Bayu mengungkapkan bahwa kesempatan terbesar UMKM saat ini adalah menggarap potensi pasar digital. Namun dari sekitar 65 juta UMKM di Indonesia, baru sekitar 4 juta yang sudah melek digital. ION hadir untuk mempercepat proses ini dengan menggandeng berbagai pihak untuk memajukan potensi digital UMKM berbasis jaringan ION yang efisien.
"Dengan berbasiskan ION, pelaku UMKM bisa bertransaksi dengan lebih efisien, sehingga bisa menurunkan komisi platform yang saat ini mencapai 20-30 persen. Kalau biaya transaksi digital rendah, UMKM bisa menjual lebih murah kepada pembeli, sekaligus mendapat penghasilan lebih tinggi," jelas Bayu.
Baca Juga
Demokratisasi e-Commerce, Indonesia Open Network (ION) Siap Meluncur Juli 2026
Rendahnya biaya ini diharapkan dapat menarik minat UMKM yang selama ini enggan masuk ke dunia digital. Dengan skema biaya di bawah 8%, UMKM desa pun kini memiliki peluang untuk meraup untung lebih besar.
"Kita ingin menciptakan situasi di mana UMKM merasa 'happy' karena pendapatannya naik, dan pembeli juga 'happy' karena tidak harus membayar harga yang terlalu mahal akibat komisi platform," tambahnya.

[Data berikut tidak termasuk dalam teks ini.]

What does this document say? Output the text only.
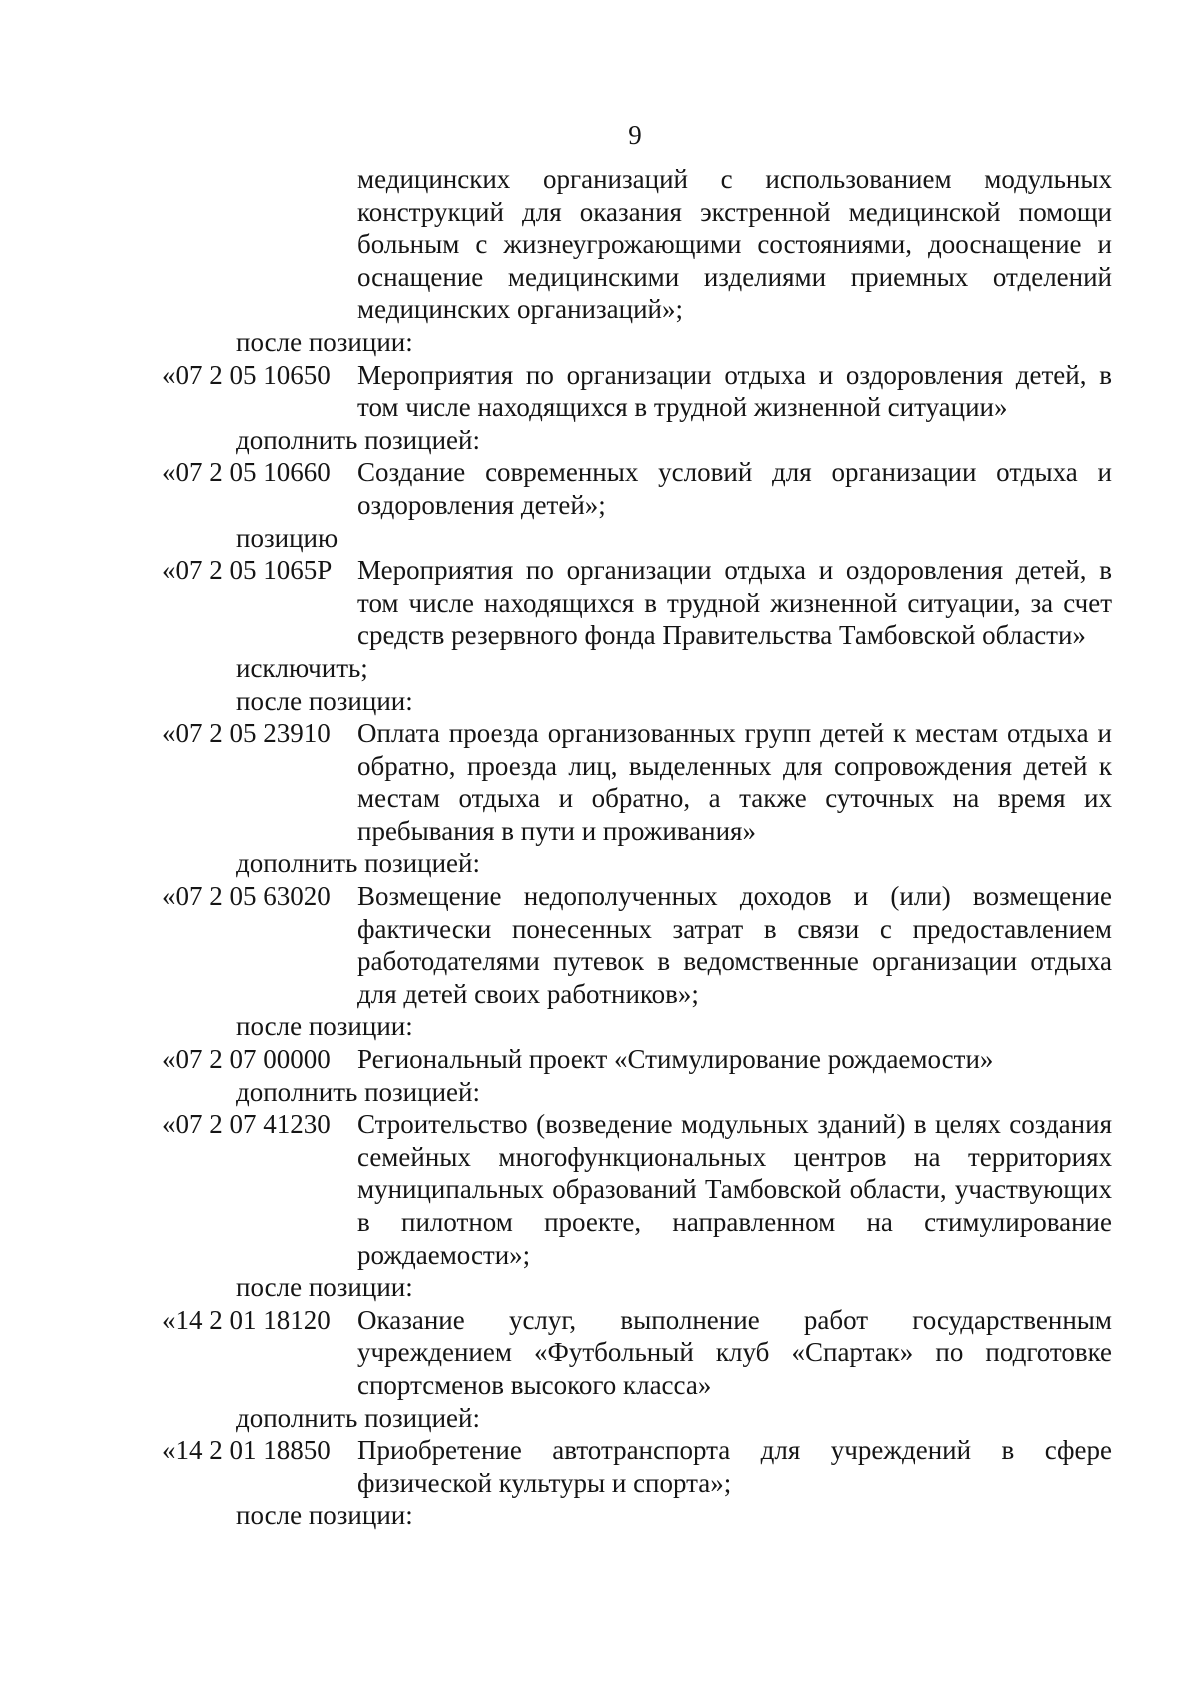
9
медицинских организаций с использованием модульных конструкций для оказания экстренной медицинской помощи больным с жизнеугрожающими состояниями, дооснащение и оснащение медицинскими изделиями приемных отделений медицинских организаций»;
после позиции:
«07 2 05 10650 Мероприятия по организации отдыха и оздоровления детей, в том числе находящихся в трудной жизненной ситуации»
дополнить позицией:
«07 2 05 10660 Создание современных условий для организации отдыха и оздоровления детей»;
позицию
«07 2 05 1065Р Мероприятия по организации отдыха и оздоровления детей, в том числе находящихся в трудной жизненной ситуации, за счет средств резервного фонда Правительства Тамбовской области»
исключить;
после позиции:
«07 2 05 23910 Оплата проезда организованных групп детей к местам отдыха и обратно, проезда лиц, выделенных для сопровождения детей к местам отдыха и обратно, а также суточных на время их пребывания в пути и проживания»
дополнить позицией:
«07 2 05 63020 Возмещение недополученных доходов и (или) возмещение фактически понесенных затрат в связи с предоставлением работодателями путевок в ведомственные организации отдыха для детей своих работников»;
после позиции:
«07 2 07 00000 Региональный проект «Стимулирование рождаемости»
дополнить позицией:
«07 2 07 41230 Строительство (возведение модульных зданий) в целях создания семейных многофункциональных центров на территориях муниципальных образований Тамбовской области, участвующих в пилотном проекте, направленном на стимулирование рождаемости»;
после позиции:
«14 2 01 18120 Оказание услуг, выполнение работ государственным учреждением «Футбольный клуб «Спартак» по подготовке спортсменов высокого класса»
дополнить позицией:
«14 2 01 18850 Приобретение автотранспорта для учреждений в сфере физической культуры и спорта»;
после позиции:
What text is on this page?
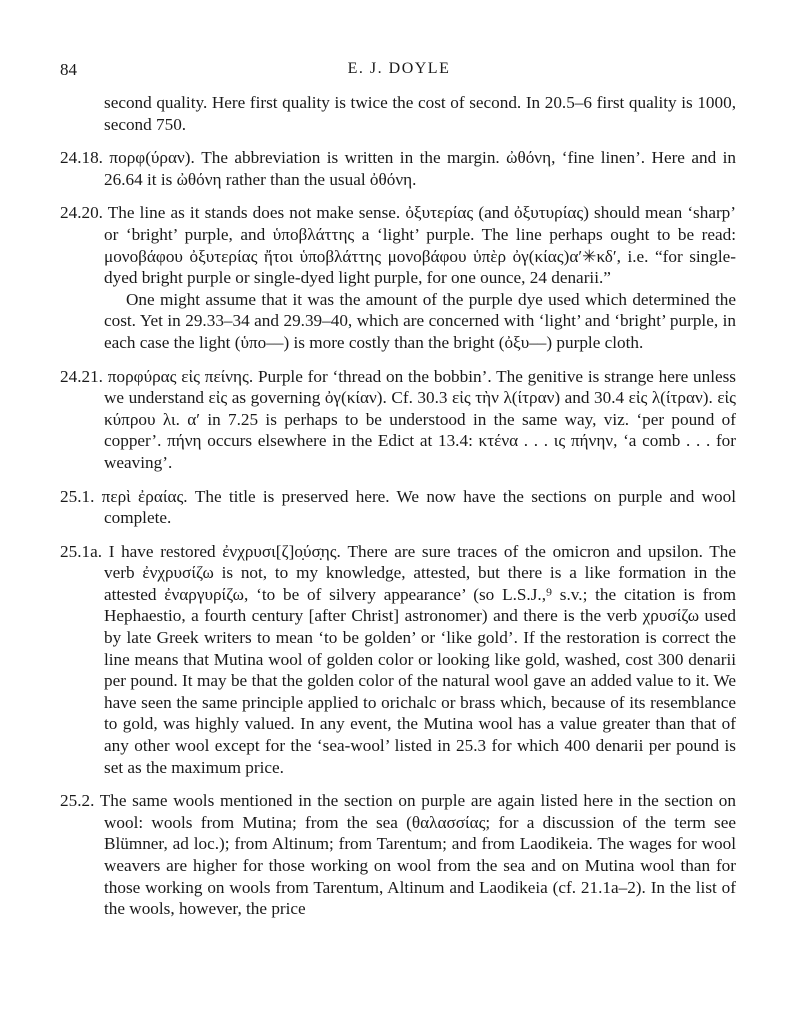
84	E. J. DOYLE

second quality. Here first quality is twice the cost of second. In 20.5–6 first quality is 1000, second 750.

24.18. πορφ(ύραν). The abbreviation is written in the margin. ὠθόνη, ‘fine linen’. Here and in 26.64 it is ὠθόνη rather than the usual ὀθόνη.

24.20. The line as it stands does not make sense. ὀξυτερίας (and ὀξυτυρίας) should mean ‘sharp’ or ‘bright’ purple, and ὑποβλάττης a ‘light’ purple. The line perhaps ought to be read: μονοβάφου ὀξυτερίας ἤτοι ὑποβλάττης μονοβάφου ὑπὲρ ὀγ(κίας)α′✳κδ′, i.e. “for single-dyed bright purple or single-dyed light purple, for one ounce, 24 denarii.”

One might assume that it was the amount of the purple dye used which determined the cost. Yet in 29.33–34 and 29.39–40, which are concerned with ‘light’ and ‘bright’ purple, in each case the light (ὑπο––) is more costly than the bright (ὀξυ––) purple cloth.

24.21. πορφύρας εἰς πείνης. Purple for ‘thread on the bobbin’. The genitive is strange here unless we understand εἰς as governing ὀγ(κίαν). Cf. 30.3 εἰς τὴν λ(ίτραν) and 30.4 εἰς λ(ίτραν). εἰς κύπρου λι. α′ in 7.25 is perhaps to be understood in the same way, viz. ‘per pound of copper’. πήνη occurs elsewhere in the Edict at 13.4: κτένα . . . ις πήνην, ‘a comb . . . for weaving’.

25.1. περὶ ἐραίας. The title is preserved here. We now have the sections on purple and wool complete.

25.1a. I have restored ἐνχρυσι[ζ]ο̣ύσ̣ης. There are sure traces of the omicron and upsilon. The verb ἐνχρυσίζω is not, to my knowledge, attested, but there is a like formation in the attested ἐναργυρίζω, ‘to be of silvery appearance’ (so L.S.J.,⁹ s.v.; the citation is from Hephaestio, a fourth century [after Christ] astronomer) and there is the verb χρυσίζω used by late Greek writers to mean ‘to be golden’ or ‘like gold’. If the restoration is correct the line means that Mutina wool of golden color or looking like gold, washed, cost 300 denarii per pound. It may be that the golden color of the natural wool gave an added value to it. We have seen the same principle applied to orichalc or brass which, because of its resemblance to gold, was highly valued. In any event, the Mutina wool has a value greater than that of any other wool except for the ‘sea-wool’ listed in 25.3 for which 400 denarii per pound is set as the maximum price.

25.2. The same wools mentioned in the section on purple are again listed here in the section on wool: wools from Mutina; from the sea (θαλασσίας; for a discussion of the term see Blümner, ad loc.); from Altinum; from Tarentum; and from Laodikeia. The wages for wool weavers are higher for those working on wool from the sea and on Mutina wool than for those working on wools from Tarentum, Altinum and Laodikeia (cf. 21.1a–2). In the list of the wools, however, the price
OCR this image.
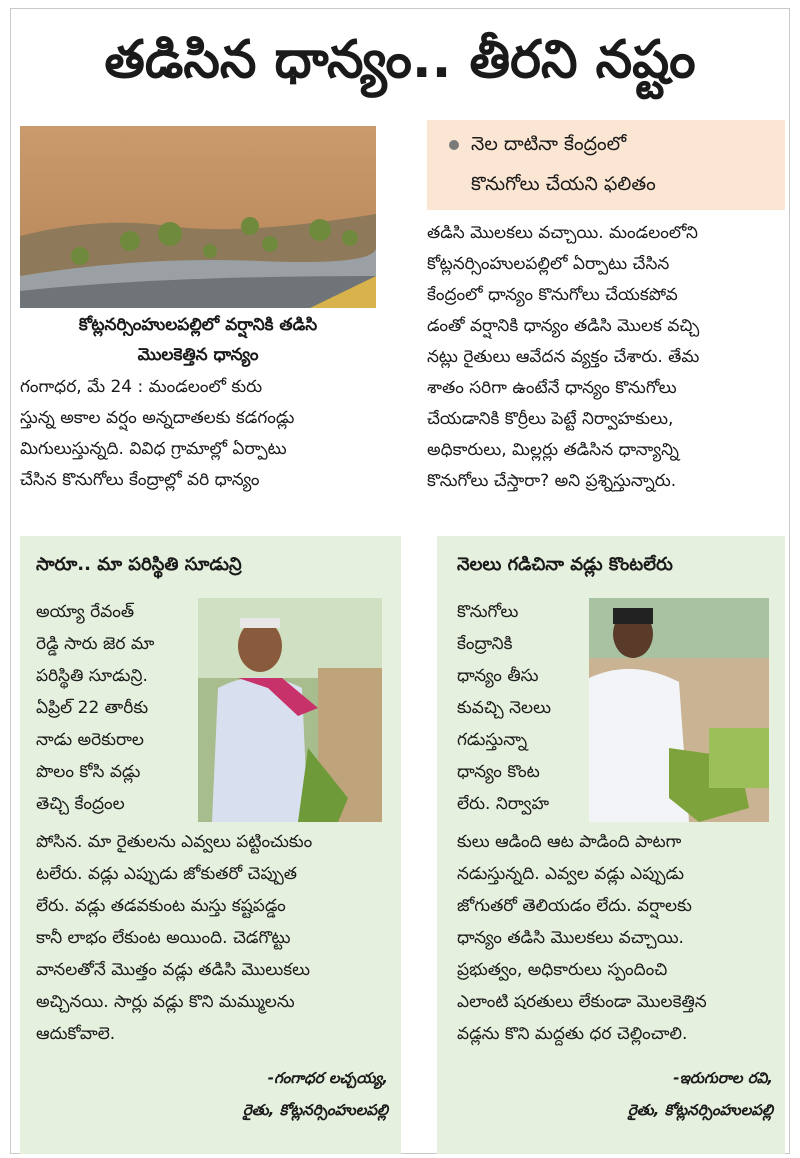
తడిసిన ధాన్యం.. తీరని నష్టం
కోట్లనర్సింహులపల్లిలో వర్షానికి తడిసి
మొలకెత్తిన ధాన్యం

గంగాధర, మే 24 : మండలంలో కురు

స్తున్న అకాల వర్షం అన్నదాతలకు కడగండ్లు

మిగులుస్తున్నది. వివిధ గ్రామాల్లో ఏర్పాటు

చేసిన కొనుగోలు కేంద్రాల్లో వరి ధాన్యం

నెల దాటినా కేంద్రంలో
కొనుగోలు చేయని ఫలితం

తడిసి మొలకలు వచ్చాయి. మండలంలోని

కోట్లనర్సింహులపల్లిలో ఏర్పాటు చేసిన

కేంద్రంలో ధాన్యం కొనుగోలు చేయకపోవ

డంతో వర్షానికి ధాన్యం తడిసి మొలక వచ్చి

నట్లు రైతులు ఆవేదన వ్యక్తం చేశారు. తేమ

శాతం సరిగా ఉంటేనే ధాన్యం కొనుగోలు

చేయడానికి కొర్రీలు పెట్టే నిర్వాహకులు,

అధికారులు, మిల్లర్లు తడిసిన ధాన్యాన్ని

కొనుగోలు చేస్తారా? అని ప్రశ్నిస్తున్నారు.

సారూ.. మా పరిస్థితి సూడున్రి
అయ్యా రేవంత్
రెడ్డి సారు జెర మా
పరిస్థితి సూడున్రి.
ఏప్రిల్ 22 తారీకు
నాడు అరెకురాల
పొలం కోసి వడ్లు
తెచ్చి కేంద్రంల
పోసిన. మా రైతులను ఎవ్వలు పట్టించుకుం
టలేరు. వడ్లు ఎప్పుడు జోకుతరో చెప్పుత
లేరు. వడ్లు తడవకుంట మస్తు కష్టపడ్డం
కానీ లాభం లేకుంట అయింది. చెడగొట్టు
వానలతోనే మొత్తం వడ్లు తడిసి మొలుకలు
అచ్చినయి. సార్లు వడ్లు కొని మమ్ములను
ఆదుకోవాలె.
-గంగాధర లచ్చయ్య,
రైతు, కోట్లనర్సింహులపల్లి
నెలలు గడిచినా వడ్లు కొంటలేరు
కొనుగోలు
కేంద్రానికి
ధాన్యం తీసు
కువచ్చి నెలలు
గడుస్తున్నా
ధాన్యం కొంట
లేరు. నిర్వాహ
కులు ఆడింది ఆట పాడింది పాటగా
నడుస్తున్నది. ఎవ్వల వడ్లు ఎప్పుడు
జోగుతరో తెలియడం లేదు. వర్షాలకు
ధాన్యం తడిసి మొలకలు వచ్చాయి.
ప్రభుత్వం, అధికారులు స్పందించి
ఎలాంటి షరతులు లేకుండా మొలకెత్తిన
వడ్లను కొని మద్దతు ధర చెల్లించాలి.
-ఇరుగురాల రవి,
రైతు, కోట్లనర్సింహులపల్లి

Selain akses pasar, ION juga mengintegrasikan data potensi bisnis digital UMKM yang selama ini sulit diakses oleh bank. Melalui kerja sama dengan Bank BRI, ION akan menyediakan fitur penyaluran kredit yang terintegrasi langsung dalam sistem transaksi. Dengan demikian, rekam jejak penjualan UMKM di jaringan ION dapat digunakan sebagai basis penilaian kredit yang lebih akurat, memberikan nafas baru bagi pertumbuhan usaha mikro di pedesaan.
Binu Raj, Chief Architect ION, Binu Raj, menambahkan ION juga merevolusi sektor logistik melalui sistem yang saling terhubung (interoperable). ION menggandeng berbagai perusahaan pengiriman yang tergabung dalam ALDEI (Asosiasi Logistik Digital Economy Indonesia) antara lain SiCepat dan AntarAja.
"Logistik adalah bagian yang sangat kompleks di Indonesia karena geografi kepulauan kita. Namun, dengan jaringan terbuka, produk dari pelosok Sulawesi pun akan bisa sampai ke pembeli di Jakarta dengan sistem pengiriman yang terintegrasi," ungkap Binu Raj.
Sementara itu, Advisory Council Member ION, T. Koshy, menjelaskan inovasi logistik roda tiga modern seperti MaxRide di India bisa diterapkan untuk pengiriman barang lebih efisien sampai ke pelosok desa. Untuk menjangkau UMKM di pedesaan, ION bekerja sama dengan Yayasan Innotek melalui program ION Hyperlocal atau Desa Emas yang fokus pada digitalisasi perdagangan di tingkat desa.
Sebagai tahap awal, ION menargetkan 100.000 UMKM dapat terintegrasi hingga akhir tahun 2026. Melalui berbagai inisiatif ini, ION optimistis dapat menciptakan pemerataan ekonomi digital yang nyata.
"Semua pelaku usaha, mulai dari perusahaan besar seperti Unilever hingga ibu pengusaha kue di desa terkecil, akan berinteraksi tanpa hambatan di dalam jaringan yang sama," pungkas Koshy dalam paparannya.